Sajak "Di Langit Ada Revolusi", Ilustrasikan Pemimpin Partai yang Belingsatan di Istana

- Rabu, 21 Juni 2023 | 21:36 WIB
Sajak



POLHUKAM.ID -Aktivis pergerakan sekaligus budayawan Adhie Massardi tetap produktif dalam mengkritisi panggung politik nasional. Bukan hanya dengan pernyataan terbuka, melainkan juga dengan karya sastra.


Pandangan Adhie acap kali disampaikan melalui karya puisi kritik sosial yang tajam tapi dengan bahasa tertata-sastra. Sajaknya paling anyar adalah Di Langit Ada Revolusi.  


Berbeda dengan sajak-sajaknya yang lain, dalam Di Langit Ada Revolusi ini, mantan jurubicara Presiden Gus Dur ini menyisipkan “bara api perlawanan” yang dikemas WS Rendra, sahabat sekaligus gurunya, dalam sajak Bersatulah Pelacur-pelacur Kota Jakarta.


Adhie memberikan ilustrasi tentang para pemimpin partai yang belingsatan di Istana. Maksudnya, kata Adhie, peristiwa politik saat Presiden Widodo mengumpulkan para ketua partai untuk mendesain kandidat capres 2024.

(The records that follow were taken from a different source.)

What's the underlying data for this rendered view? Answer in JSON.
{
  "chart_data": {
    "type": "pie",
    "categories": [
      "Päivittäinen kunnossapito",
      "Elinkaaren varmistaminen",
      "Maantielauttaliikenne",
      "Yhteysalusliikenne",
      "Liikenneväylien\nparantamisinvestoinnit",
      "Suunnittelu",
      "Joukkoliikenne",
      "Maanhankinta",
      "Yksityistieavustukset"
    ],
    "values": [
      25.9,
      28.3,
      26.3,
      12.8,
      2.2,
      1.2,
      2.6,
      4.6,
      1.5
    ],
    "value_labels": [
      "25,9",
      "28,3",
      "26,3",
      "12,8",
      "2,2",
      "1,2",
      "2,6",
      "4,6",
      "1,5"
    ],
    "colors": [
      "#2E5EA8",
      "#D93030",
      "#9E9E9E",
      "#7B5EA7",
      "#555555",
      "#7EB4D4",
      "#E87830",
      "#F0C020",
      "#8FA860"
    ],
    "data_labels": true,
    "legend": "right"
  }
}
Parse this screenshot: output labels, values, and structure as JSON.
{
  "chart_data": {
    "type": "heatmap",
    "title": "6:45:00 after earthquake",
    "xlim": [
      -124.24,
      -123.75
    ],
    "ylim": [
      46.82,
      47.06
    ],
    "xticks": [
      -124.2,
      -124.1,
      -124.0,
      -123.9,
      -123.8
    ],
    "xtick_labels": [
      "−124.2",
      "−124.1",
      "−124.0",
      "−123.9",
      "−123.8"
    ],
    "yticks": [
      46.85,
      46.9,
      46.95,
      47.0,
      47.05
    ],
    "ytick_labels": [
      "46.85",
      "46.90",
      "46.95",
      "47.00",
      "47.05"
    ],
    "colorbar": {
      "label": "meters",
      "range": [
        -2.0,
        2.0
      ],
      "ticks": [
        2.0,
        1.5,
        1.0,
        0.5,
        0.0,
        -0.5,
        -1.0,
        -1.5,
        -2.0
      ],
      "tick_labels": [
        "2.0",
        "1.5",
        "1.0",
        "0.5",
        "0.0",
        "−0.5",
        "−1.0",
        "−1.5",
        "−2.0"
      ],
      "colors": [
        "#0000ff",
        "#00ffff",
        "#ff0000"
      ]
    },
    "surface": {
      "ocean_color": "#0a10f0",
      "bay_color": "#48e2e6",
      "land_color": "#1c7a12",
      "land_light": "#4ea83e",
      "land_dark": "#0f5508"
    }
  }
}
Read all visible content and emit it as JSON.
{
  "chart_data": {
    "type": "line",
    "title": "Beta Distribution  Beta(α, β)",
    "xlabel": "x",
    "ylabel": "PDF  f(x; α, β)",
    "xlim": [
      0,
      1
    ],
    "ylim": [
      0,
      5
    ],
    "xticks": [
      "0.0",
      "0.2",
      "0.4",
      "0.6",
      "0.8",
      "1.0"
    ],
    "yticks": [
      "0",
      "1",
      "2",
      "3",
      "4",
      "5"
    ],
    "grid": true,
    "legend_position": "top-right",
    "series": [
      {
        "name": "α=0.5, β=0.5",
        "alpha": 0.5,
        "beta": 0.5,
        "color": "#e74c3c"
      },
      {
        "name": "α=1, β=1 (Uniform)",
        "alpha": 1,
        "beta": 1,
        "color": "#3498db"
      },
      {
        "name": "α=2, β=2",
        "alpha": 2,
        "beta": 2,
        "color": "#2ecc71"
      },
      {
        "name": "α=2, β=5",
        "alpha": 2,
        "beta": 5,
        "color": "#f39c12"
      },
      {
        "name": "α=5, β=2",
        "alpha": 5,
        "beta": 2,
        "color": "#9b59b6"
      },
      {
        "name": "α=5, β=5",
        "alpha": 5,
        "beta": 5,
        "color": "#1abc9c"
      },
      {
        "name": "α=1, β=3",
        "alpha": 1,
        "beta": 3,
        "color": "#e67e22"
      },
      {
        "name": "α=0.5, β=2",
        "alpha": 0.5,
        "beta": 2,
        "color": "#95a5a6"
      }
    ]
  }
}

"Secara keseluruhan sajak Di Langit Ada Revolusi ini seperti didesain untuk menjadi pengantar perubahan politik yang akan terjadi," kata Adhie Massardi, Rabu (21/6).


Adhie nyindir peristiwa cawe-cawe Joko Widodo ini dengan beberapa penggalan bait, di antaranya:

Revolusi para pemimpin (partai)

Adalah revolusi dewa-dewa

Mereka berjuang untuk surga

Dan tidak untuk bumi


Sajak ini lantas dibacakan sebagai pembuka dalam “Orasi Kebangsaan Gatot Nurmantyo dan tokoh Indonesia" yang digelar di Al Jazeerah Function Hall, Polonia, Jakarta hari ini.

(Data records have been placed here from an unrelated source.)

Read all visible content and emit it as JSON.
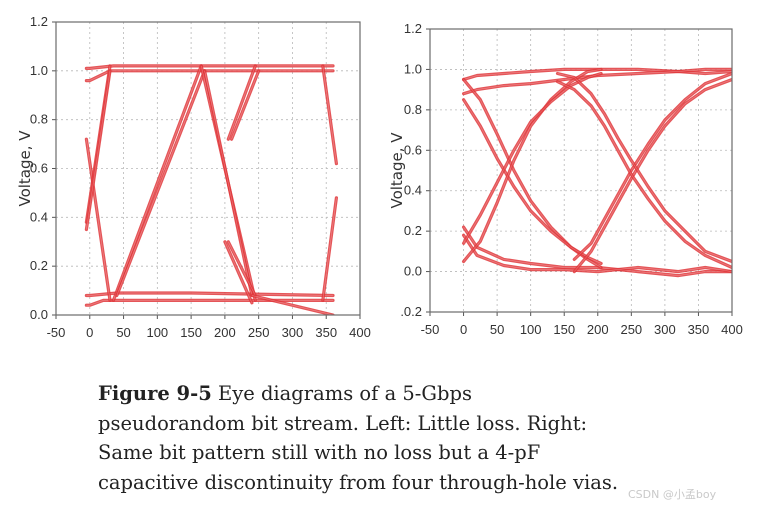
{
  "chart_data": [
    {
      "type": "line",
      "title": "",
      "xlabel": "",
      "ylabel": "Voltage, V",
      "xlim": [
        -50,
        400
      ],
      "ylim": [
        0.0,
        1.2
      ],
      "x_ticks": [
        "-50",
        "0",
        "50",
        "100",
        "150",
        "200",
        "250",
        "300",
        "350",
        "400"
      ],
      "y_ticks": [
        "0.0",
        "0.2",
        "0.4",
        "0.6",
        "0.8",
        "1.0",
        "1.2"
      ],
      "grid": true,
      "line_color": "#e0383c",
      "series": [
        {
          "x": [
            -5,
            0,
            20,
            40,
            360
          ],
          "y": [
            0.04,
            0.04,
            0.06,
            0.06,
            0.06
          ]
        },
        {
          "x": [
            -5,
            0,
            40,
            150,
            360
          ],
          "y": [
            0.08,
            0.08,
            0.09,
            0.09,
            0.08
          ]
        },
        {
          "x": [
            -5,
            0,
            30,
            360
          ],
          "y": [
            0.96,
            0.96,
            1.0,
            1.0
          ]
        },
        {
          "x": [
            -5,
            0,
            35,
            360
          ],
          "y": [
            1.01,
            1.01,
            1.02,
            1.02
          ]
        },
        {
          "x": [
            35,
            165
          ],
          "y": [
            0.06,
            1.02
          ]
        },
        {
          "x": [
            40,
            170
          ],
          "y": [
            0.08,
            1.0
          ]
        },
        {
          "x": [
            165,
            245
          ],
          "y": [
            1.02,
            0.06
          ]
        },
        {
          "x": [
            170,
            240
          ],
          "y": [
            1.0,
            0.08
          ]
        },
        {
          "x": [
            200,
            240
          ],
          "y": [
            0.3,
            0.05
          ]
        },
        {
          "x": [
            205,
            245
          ],
          "y": [
            0.3,
            0.08
          ]
        },
        {
          "x": [
            240,
            360
          ],
          "y": [
            0.08,
            0.0
          ]
        },
        {
          "x": [
            205,
            245
          ],
          "y": [
            0.72,
            1.02
          ]
        },
        {
          "x": [
            210,
            250
          ],
          "y": [
            0.72,
            1.0
          ]
        },
        {
          "x": [
            -5,
            30
          ],
          "y": [
            0.72,
            0.06
          ]
        },
        {
          "x": [
            -5,
            30
          ],
          "y": [
            0.38,
            1.02
          ]
        },
        {
          "x": [
            -5,
            30
          ],
          "y": [
            0.35,
            1.0
          ]
        },
        {
          "x": [
            345,
            365
          ],
          "y": [
            1.02,
            0.62
          ]
        },
        {
          "x": [
            345,
            365
          ],
          "y": [
            0.06,
            0.48
          ]
        }
      ]
    },
    {
      "type": "line",
      "title": "",
      "xlabel": "",
      "ylabel": "Voltage, V",
      "xlim": [
        -50,
        400
      ],
      "ylim": [
        -0.2,
        1.2
      ],
      "x_ticks": [
        "-50",
        "0",
        "50",
        "100",
        "150",
        "200",
        "250",
        "300",
        "350",
        "400"
      ],
      "y_ticks": [
        ".0.2",
        "0.0",
        "0.2",
        "0.4",
        "0.6",
        "0.8",
        "1.0",
        "1.2"
      ],
      "grid": true,
      "line_color": "#e0383c",
      "series": [
        {
          "x": [
            0,
            20,
            60,
            100,
            150,
            200,
            260,
            320,
            360,
            400
          ],
          "y": [
            0.22,
            0.12,
            0.06,
            0.04,
            0.02,
            0.02,
            0.0,
            -0.02,
            0.0,
            0.0
          ]
        },
        {
          "x": [
            0,
            20,
            60,
            100,
            150,
            200,
            260,
            320,
            360,
            400
          ],
          "y": [
            0.18,
            0.08,
            0.03,
            0.01,
            0.01,
            0.0,
            0.02,
            0.0,
            0.02,
            0.0
          ]
        },
        {
          "x": [
            0,
            20,
            60,
            100,
            150,
            200,
            260,
            320,
            360,
            400
          ],
          "y": [
            0.95,
            0.97,
            0.98,
            0.99,
            1.0,
            1.0,
            1.0,
            0.99,
            0.98,
            0.99
          ]
        },
        {
          "x": [
            0,
            20,
            60,
            100,
            150,
            200,
            260,
            320,
            360,
            400
          ],
          "y": [
            0.88,
            0.9,
            0.92,
            0.93,
            0.95,
            0.97,
            0.98,
            0.99,
            1.0,
            1.0
          ]
        },
        {
          "x": [
            0,
            25,
            50,
            75,
            100,
            130,
            160,
            185,
            205
          ],
          "y": [
            0.95,
            0.85,
            0.68,
            0.5,
            0.35,
            0.22,
            0.12,
            0.06,
            0.02
          ]
        },
        {
          "x": [
            0,
            25,
            50,
            75,
            100,
            130,
            160,
            185,
            205
          ],
          "y": [
            0.85,
            0.72,
            0.56,
            0.42,
            0.3,
            0.2,
            0.12,
            0.07,
            0.04
          ]
        },
        {
          "x": [
            0,
            25,
            50,
            75,
            100,
            130,
            160,
            185,
            205
          ],
          "y": [
            0.05,
            0.15,
            0.34,
            0.55,
            0.72,
            0.85,
            0.94,
            0.99,
            1.0
          ]
        },
        {
          "x": [
            0,
            25,
            50,
            75,
            100,
            130,
            160,
            185,
            205
          ],
          "y": [
            0.14,
            0.28,
            0.44,
            0.6,
            0.74,
            0.84,
            0.92,
            0.96,
            0.98
          ]
        },
        {
          "x": [
            165,
            190,
            210,
            230,
            250,
            275,
            300,
            330,
            360,
            400
          ],
          "y": [
            0.0,
            0.1,
            0.22,
            0.34,
            0.46,
            0.6,
            0.72,
            0.83,
            0.9,
            0.95
          ]
        },
        {
          "x": [
            165,
            190,
            210,
            230,
            250,
            275,
            300,
            330,
            360,
            400
          ],
          "y": [
            0.06,
            0.14,
            0.26,
            0.38,
            0.5,
            0.63,
            0.75,
            0.85,
            0.93,
            0.98
          ]
        },
        {
          "x": [
            140,
            165,
            190,
            210,
            230,
            250,
            275,
            300,
            330,
            360,
            400
          ],
          "y": [
            0.98,
            0.96,
            0.88,
            0.78,
            0.66,
            0.55,
            0.42,
            0.3,
            0.2,
            0.1,
            0.05
          ]
        },
        {
          "x": [
            140,
            165,
            190,
            210,
            230,
            250,
            275,
            300,
            330,
            360,
            400
          ],
          "y": [
            0.94,
            0.9,
            0.82,
            0.72,
            0.6,
            0.48,
            0.36,
            0.25,
            0.15,
            0.08,
            0.02
          ]
        }
      ]
    }
  ],
  "caption": {
    "figure_label": "Figure 9-5",
    "line1": " Eye diagrams of a 5-Gbps",
    "line2": "pseudorandom bit stream. Left: Little loss. Right:",
    "line3": "Same bit pattern still with no loss but a 4-pF",
    "line4": "capacitive discontinuity from four through-hole vias."
  },
  "watermark": "CSDN @小孟boy"
}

Berikut sajak Di Langit Ada Revolusi karya Adhie yang juga Ketua Komite Eksekutif KAMI (Koalisi Aksi Menyelamatkan Indonesia).


*Di Langit Ada Revolusi*


Mesin pancaroba tiba-tiba tiba

Mesin waktu dengan kecepatan cahaya

Membawanya ke sini dengan lekas

Banyak orang was-was, para pejabat cemas


Angin kencang berpusar di halaman Istana

Nyingkap awan gelap di langit kekuasaan

Gunung bergetar muntahkan magma jingga

Yang lama terpendam di dada anak-anak muda


Tak ada lagi hutan penahan lahar

Karena habis dicuri atas rekomendasi menteri

Lahar pun mengalir ke kota kantor polisi terbakar

Mengalir ke balai kota pejabat gubernur berlari


Musim pancaroba, kenapa tiba-tiba tiba

Mesin waktu dengan kecepatan cahaya

Yang membawanya ke sini dengan lekas

Lalu siapa ngumpulkan pelacur-pelacur itu?

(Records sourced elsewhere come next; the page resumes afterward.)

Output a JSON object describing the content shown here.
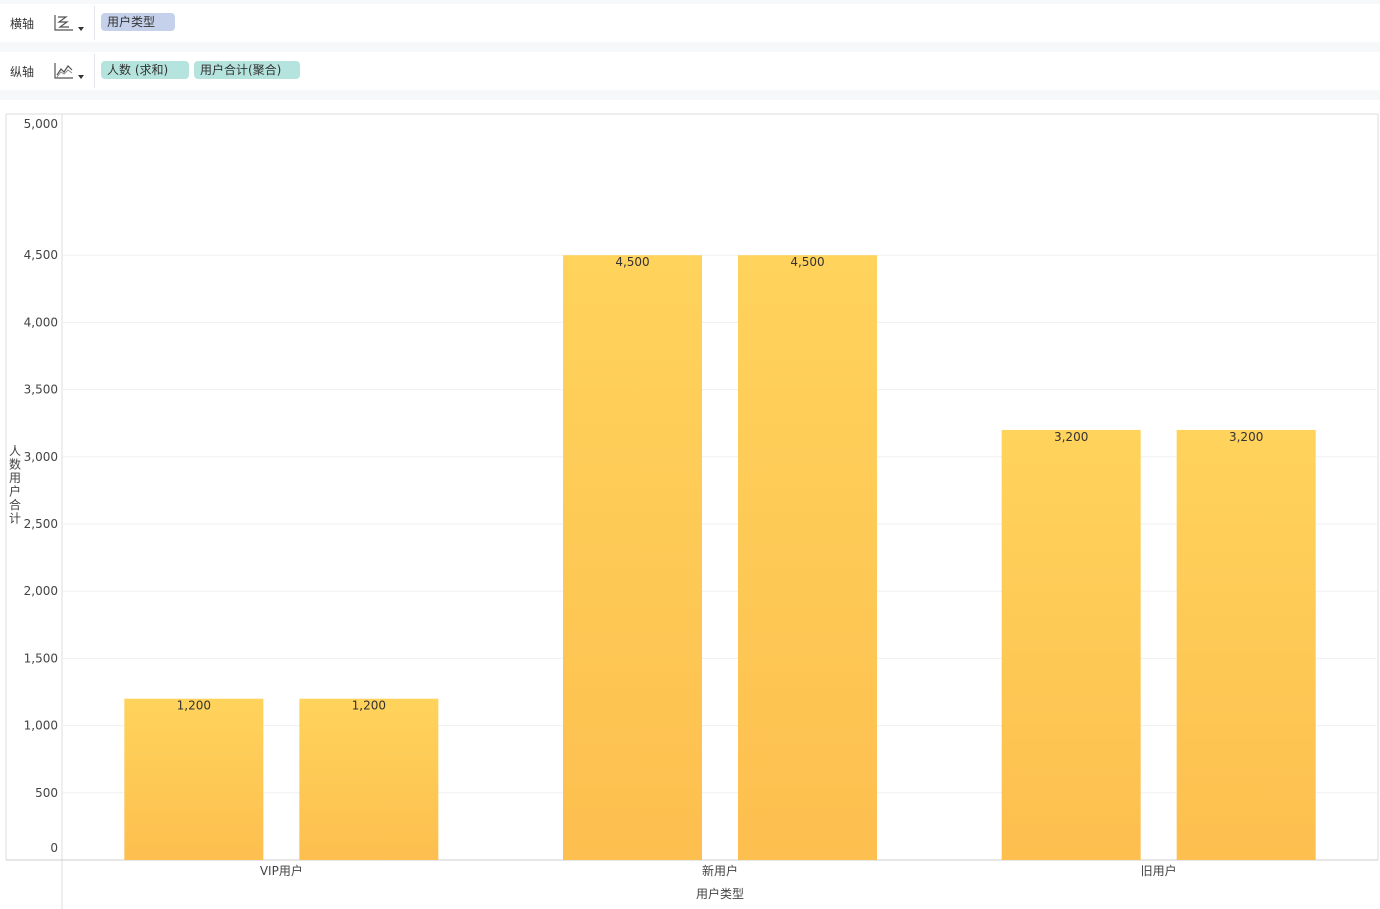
{
  "toolbar": {
    "x_axis": {
      "label": "横轴",
      "chart_icon": "chart-type-icon",
      "fields": [
        {
          "label": "用户类型",
          "kind": "dimension"
        }
      ]
    },
    "y_axis": {
      "label": "纵轴",
      "chart_icon": "line-chart-icon",
      "fields": [
        {
          "label": "人数 (求和)",
          "kind": "measure"
        },
        {
          "label": "用户合计(聚合)",
          "kind": "measure"
        }
      ]
    }
  },
  "colors": {
    "bar_top": "#ffd35c",
    "bar_bottom": "#fdbf4f",
    "dimension_pill": "#c5d1ea",
    "measure_pill": "#b5e3dd"
  },
  "chart_data": {
    "type": "bar",
    "categories": [
      "VIP用户",
      "新用户",
      "旧用户"
    ],
    "series": [
      {
        "values": [
          1200,
          4500,
          3200
        ]
      },
      {
        "values": [
          1200,
          4500,
          3200
        ]
      }
    ],
    "data_labels": [
      [
        "1,200",
        "4,500",
        "3,200"
      ],
      [
        "1,200",
        "4,500",
        "3,200"
      ]
    ],
    "xlabel": "用户类型",
    "ylabel": "人数用户合计",
    "ylim": [
      0,
      5000
    ],
    "yticks": [
      0,
      500,
      1000,
      1500,
      2000,
      2500,
      3000,
      3500,
      4000,
      4500,
      5000
    ],
    "ytick_labels": [
      "0",
      "500",
      "1,000",
      "1,500",
      "2,000",
      "2,500",
      "3,000",
      "3,500",
      "4,000",
      "4,500",
      "5,000"
    ],
    "grid": true,
    "legend": "none"
  }
}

Pelacur-pelacur kota Jakarta

Yang ngibar-ngibarkan kutang di lapangan Monas

Korban permainan politik statistik

Disatukan Rendra untuk ngatasi musim paceklik


Bagi pujangga prostitusi lebih mulia dibanding politisi

Mereka menjual diri demi masa depan anak-anaknya

Sedangkan politisi menjual ayat-ayat konstitusi

Menghancurkan masa depan anak-anak bangsa


Maka sambil ngangkang dan ngibarkan kutang

Mereka cibir para pemimpin partai itu

Yang cemas bergegas masuk Istana

Soal kandidat jadi masalah gawat, seperti mau revolusi


Seseorang yang tampak seperti muncikari

Mengambil secarik kertas dari balik beha

Dengan suaranya yang parau

Ia baca pesan dari pujangga kita


Revolusi para pemimpin (partai)

Adalah revolusi dewa-dewa

Mereka berjuang untuk surga

Dan tidak untuk bumi


Revolusi dewa-dewa

Tak pernah menghasilkan

Lebih banyak lapangan kerja

Bagi rakyatnya


Musim pancaroba yang ditenteng tangan waktu

Adalah isyarat langit untuk perubahan

Untuk meruntuhkan dinding batas keadilan

Untuk melahirkan lapangan kerja lebih banyak


Inilah saat para ksatria ngayunkan cangkul

Nanam benih kehidupan yang lebih baik.